Por Carlos Alberto Garzón
Espinel.
Una de las cosas que,
«nos diferencia de otras especies», es la necesidad de planificar o
“visionar” el futuro. El propósito de todo plan, en cierta manera, es construir
un relato colectivo del futuro, pero lograr esto requiere atravesar ciertos
umbrales de inteligencia colectiva, de tal forma que se de esa conexión entre
actores que interpreten correctamente el imaginario e interés general y como
consecuencia, el empoderamiento para “construir” esa nueva realidad.
De allí que resulta
preocupante la manera en que se construyen las visiones de los planes (de
desarrollo y ordenamiento), se han convertido en el ítem mas irrelevante a
cumplir, y por tanto carentes de muchos aspectos fundamentales como los que
enuncio a continuación:
1. Falta de IDENTIDAD:
Pueden ser aplicables a cualquier municipio o departamento, lo único que las
puede diferenciar es el eslogan del político de turno.
2. Sin ESTRATEGIA: Su
contenido no explica “el cómo”, que es donde se encuentran las apuestas que
fundamentan el plan, para que sea realmente estratégico y no un conglomerado de
anhelos o intereses sectoriales.
3. Sin amarre a un LARGO
PLAZO: Los planes de desarrollo no están ligados a una “visión de futuro” de
largo aliento. Cada periodo de gobierno intenta dar continuidad, o a veces lo
contrario, pero no hay un faro construido de forma concertada que le permita
contribuir, por ejemplo a los modelos de ocupación de los planes de
ordenamiento cuyo plazo es de tres periodos constitucionales.
4. Sin soporte claro en
ESCENARIOS concertados: En situaciones de incertidumbre como la actual, cobra
mayor importancia la elaboración de escenarios prospectivos (de conocimiento
público), que incluso, puedan plantear rupturas con paradigmas de desarrollo de
continuidad.
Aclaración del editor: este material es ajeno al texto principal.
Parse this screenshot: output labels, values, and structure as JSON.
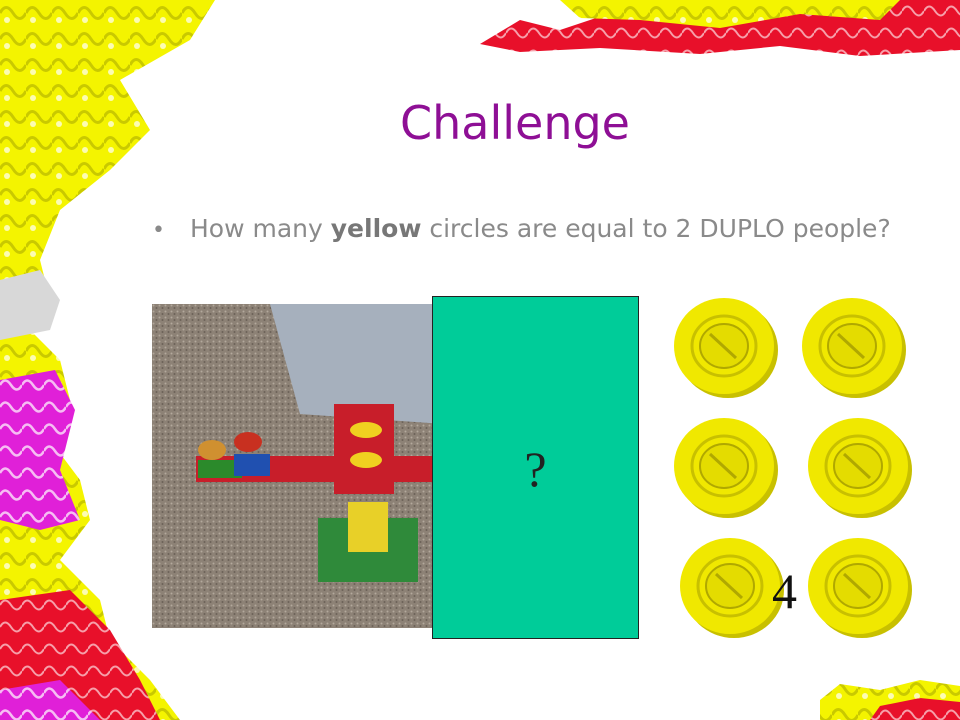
{
  "slide": {
    "title": "Challenge",
    "bullet_pre": "How many ",
    "bullet_bold": "yellow",
    "bullet_post": " circles are equal to 2 DUPLO people?",
    "cover_text": "?",
    "count_label": "4"
  },
  "colors": {
    "title": "#8e0f95",
    "cover": "#00cc99",
    "coin": "#f0e800",
    "border_yellow": "#f4f400",
    "border_red": "#e8102a",
    "border_magenta": "#e020d8"
  },
  "images": {
    "photo": "duplo-balance-scale-photo",
    "coins": "yellow-duplo-circles"
  },
  "coin_count_shown": 6
}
La visión planteada debería estar sustentada por uno u otro
escenario, e incluso plantear la posibilidad de reorientar su rumbo hacia otro,
de acuerdo con el avance de los acontecimientos.
5. Falta de contenido
TERRITORIAL: Los contenidos de la visión carecen de énfasis acerca de, en qué
espacios estratégicos del territorio (como en una especie de “acupuntura”) se
deberían aplicar las apuestas, y cómo éstas se adaptan, o motivan el ajuste de
los Planes de Ordenamiento.
Desafortunadamente los
planes de desarrollo se convirtieron en un trámite a cumplir. Una manera
oficial de repartir la torta burocrática por sectores, y entre más “gaseoso” su
contenido, más espacios quedan para que, en el camino, los gobiernos de turno
desarrollen cierto tipo de maniobras.
La poca pericia y ausencia
de una metodología eficaz para la participación ciudadana (en muchos casos
vista como una molestia u otro trámite a cumplir por ley), sumado a los
intereses particulares, hacen que estos procesos sean “difusos” y por tanto una
oportunidad perdida de construir concertadamente, un “proyecto colectivo de
futuro”, y de su visión, la base sobre la cual debería arrancar cualquier
proceso pedagógico, político o de inversión.